As Chuck mentions above, interest in our MetalSelect accounts is about as strong as it has ever been. The gold-pooled accounts are the most efficient way I know of investing into either gold or silver. We also have the MarketSafe CDs in both gold and silver for investors who want to profit from the rising prices but don’t want to take any risk.

While the data cupboard was bare yesterday, we will see Nonfarm Productivity, Factory Orders, and the ISM service industry numbers released today. None of this data is expected to be positive for the U.S. economy, so the dollar will likely trade off throughout the day. And at the end of the day we will get the release of the Fed’s Beige Book, which is expected to show a further weakening of the U.S. economy.

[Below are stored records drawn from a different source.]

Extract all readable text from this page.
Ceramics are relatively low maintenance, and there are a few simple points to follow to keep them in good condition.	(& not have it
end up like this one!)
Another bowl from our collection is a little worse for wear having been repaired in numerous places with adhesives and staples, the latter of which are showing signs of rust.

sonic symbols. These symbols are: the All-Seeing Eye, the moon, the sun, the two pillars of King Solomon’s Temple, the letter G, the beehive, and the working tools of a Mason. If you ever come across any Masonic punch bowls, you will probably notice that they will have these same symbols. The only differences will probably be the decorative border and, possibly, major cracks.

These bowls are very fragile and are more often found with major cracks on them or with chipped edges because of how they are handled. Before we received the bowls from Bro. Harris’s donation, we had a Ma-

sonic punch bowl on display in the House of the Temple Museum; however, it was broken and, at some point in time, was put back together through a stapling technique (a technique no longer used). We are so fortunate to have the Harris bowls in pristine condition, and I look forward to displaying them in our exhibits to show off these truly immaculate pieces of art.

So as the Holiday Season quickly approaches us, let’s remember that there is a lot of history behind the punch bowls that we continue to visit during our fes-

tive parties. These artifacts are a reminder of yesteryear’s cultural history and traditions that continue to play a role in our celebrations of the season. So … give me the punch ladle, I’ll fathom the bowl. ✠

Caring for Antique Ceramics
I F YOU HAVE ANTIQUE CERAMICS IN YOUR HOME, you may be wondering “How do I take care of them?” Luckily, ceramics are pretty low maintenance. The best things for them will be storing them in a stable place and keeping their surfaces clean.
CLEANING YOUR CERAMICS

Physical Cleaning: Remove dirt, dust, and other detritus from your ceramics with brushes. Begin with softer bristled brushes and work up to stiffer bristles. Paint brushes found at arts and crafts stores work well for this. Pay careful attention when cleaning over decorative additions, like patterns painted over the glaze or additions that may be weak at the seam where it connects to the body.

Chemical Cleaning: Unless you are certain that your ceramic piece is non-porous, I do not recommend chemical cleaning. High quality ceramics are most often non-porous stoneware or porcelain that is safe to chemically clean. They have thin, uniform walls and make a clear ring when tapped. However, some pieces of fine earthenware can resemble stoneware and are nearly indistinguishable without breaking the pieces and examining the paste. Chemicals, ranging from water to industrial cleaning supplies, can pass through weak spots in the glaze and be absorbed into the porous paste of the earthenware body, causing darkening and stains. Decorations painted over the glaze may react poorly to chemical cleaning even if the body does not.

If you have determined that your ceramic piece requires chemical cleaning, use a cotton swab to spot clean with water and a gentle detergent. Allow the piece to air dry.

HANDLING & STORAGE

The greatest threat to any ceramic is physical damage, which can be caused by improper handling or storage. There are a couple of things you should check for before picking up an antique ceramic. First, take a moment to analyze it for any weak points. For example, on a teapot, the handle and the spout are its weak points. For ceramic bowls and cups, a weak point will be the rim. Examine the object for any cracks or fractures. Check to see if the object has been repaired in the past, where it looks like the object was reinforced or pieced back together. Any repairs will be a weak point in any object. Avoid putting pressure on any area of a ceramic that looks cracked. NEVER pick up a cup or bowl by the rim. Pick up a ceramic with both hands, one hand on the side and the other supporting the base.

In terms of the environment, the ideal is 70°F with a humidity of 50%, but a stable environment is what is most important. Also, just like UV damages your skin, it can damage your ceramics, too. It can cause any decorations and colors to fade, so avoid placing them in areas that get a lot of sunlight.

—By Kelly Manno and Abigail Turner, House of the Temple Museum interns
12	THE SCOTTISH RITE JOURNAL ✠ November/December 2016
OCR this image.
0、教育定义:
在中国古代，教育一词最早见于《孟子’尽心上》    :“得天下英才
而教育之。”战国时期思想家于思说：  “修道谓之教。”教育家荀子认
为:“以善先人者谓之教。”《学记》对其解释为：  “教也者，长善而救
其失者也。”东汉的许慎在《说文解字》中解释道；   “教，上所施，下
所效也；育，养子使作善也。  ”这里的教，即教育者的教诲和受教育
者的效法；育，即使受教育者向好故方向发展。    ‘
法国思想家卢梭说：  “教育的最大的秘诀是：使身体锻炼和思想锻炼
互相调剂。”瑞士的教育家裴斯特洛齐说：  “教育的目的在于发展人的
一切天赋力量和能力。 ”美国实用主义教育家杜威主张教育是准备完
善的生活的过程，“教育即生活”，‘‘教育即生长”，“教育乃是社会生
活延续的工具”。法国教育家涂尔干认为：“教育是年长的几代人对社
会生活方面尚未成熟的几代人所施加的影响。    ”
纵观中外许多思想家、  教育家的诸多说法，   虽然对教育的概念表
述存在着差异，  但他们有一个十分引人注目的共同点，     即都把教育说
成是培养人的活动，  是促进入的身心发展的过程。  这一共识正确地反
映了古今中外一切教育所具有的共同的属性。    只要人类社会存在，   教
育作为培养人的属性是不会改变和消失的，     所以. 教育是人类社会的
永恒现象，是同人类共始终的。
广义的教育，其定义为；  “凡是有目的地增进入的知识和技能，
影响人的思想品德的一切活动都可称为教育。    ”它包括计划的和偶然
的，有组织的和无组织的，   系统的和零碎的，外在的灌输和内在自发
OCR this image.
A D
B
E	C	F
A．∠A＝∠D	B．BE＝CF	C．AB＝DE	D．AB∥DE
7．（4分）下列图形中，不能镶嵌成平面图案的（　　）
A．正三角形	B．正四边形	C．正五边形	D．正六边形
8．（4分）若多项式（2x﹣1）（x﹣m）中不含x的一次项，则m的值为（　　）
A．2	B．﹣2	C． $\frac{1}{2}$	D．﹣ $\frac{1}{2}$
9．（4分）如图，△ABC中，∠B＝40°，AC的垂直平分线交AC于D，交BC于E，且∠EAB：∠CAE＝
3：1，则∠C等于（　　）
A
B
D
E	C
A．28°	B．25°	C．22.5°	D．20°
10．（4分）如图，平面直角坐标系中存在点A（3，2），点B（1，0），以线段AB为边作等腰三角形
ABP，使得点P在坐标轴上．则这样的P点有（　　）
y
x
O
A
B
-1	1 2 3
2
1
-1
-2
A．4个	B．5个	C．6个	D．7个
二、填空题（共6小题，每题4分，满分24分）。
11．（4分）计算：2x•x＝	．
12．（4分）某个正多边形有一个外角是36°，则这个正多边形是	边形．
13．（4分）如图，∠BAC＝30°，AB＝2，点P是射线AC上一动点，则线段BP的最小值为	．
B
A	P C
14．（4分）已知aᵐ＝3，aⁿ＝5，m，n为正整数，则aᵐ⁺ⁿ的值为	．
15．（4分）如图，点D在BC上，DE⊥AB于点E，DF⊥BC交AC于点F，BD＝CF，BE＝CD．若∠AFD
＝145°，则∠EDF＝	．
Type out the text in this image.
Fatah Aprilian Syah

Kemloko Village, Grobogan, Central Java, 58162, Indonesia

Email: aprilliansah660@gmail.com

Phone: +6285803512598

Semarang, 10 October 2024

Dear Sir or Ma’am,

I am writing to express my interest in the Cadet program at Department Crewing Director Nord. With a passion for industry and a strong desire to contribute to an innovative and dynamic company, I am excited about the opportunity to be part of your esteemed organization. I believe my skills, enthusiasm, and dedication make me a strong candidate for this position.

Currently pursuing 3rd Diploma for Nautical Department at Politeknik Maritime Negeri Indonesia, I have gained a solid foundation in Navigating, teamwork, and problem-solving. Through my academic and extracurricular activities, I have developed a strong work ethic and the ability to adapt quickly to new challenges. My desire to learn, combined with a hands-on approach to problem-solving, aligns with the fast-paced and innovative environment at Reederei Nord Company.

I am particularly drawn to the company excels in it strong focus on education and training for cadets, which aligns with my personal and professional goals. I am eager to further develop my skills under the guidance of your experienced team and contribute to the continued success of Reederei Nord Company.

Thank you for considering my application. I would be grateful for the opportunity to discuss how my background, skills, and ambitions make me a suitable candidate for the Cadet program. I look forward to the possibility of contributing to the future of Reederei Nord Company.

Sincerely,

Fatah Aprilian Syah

Currencies today: A$ .9245, kiwi .7951, C$ 1.0074, euro 1.5190, sterling 1.9782, Swiss .9609, ISK 66.49, rand 7.7965, krone 5.1734, SEK 6.1621, forint 173.04, zloty 2.323, koruna 16.48, yen 103.87, baht 31.55, sing 1.3903, HKD 7.7893, INR 40.305, China 7.1088, pesos 10.707, BRL 1.672, dollar index 73.79, Oil $102.30, Silver $19.475, and Gold… $961.05

That’s it for today… Chuck and a couple of the guys from the sales desk head off to Florida this morning, leaving the rest of us to deal with the 10 inches of snow and freezing weather! The guys are heading down to Florida for an event that will reward them for all of the hard work they put in over the past year, and they really deserve the time off. The weather here just makes the trip even more rewarding! But with those three off the desk and John K. still in Mexico, the rest of us are going to have to pick up the slack, so I better get to work. Hope everyone has a Wonderful Wednesday!!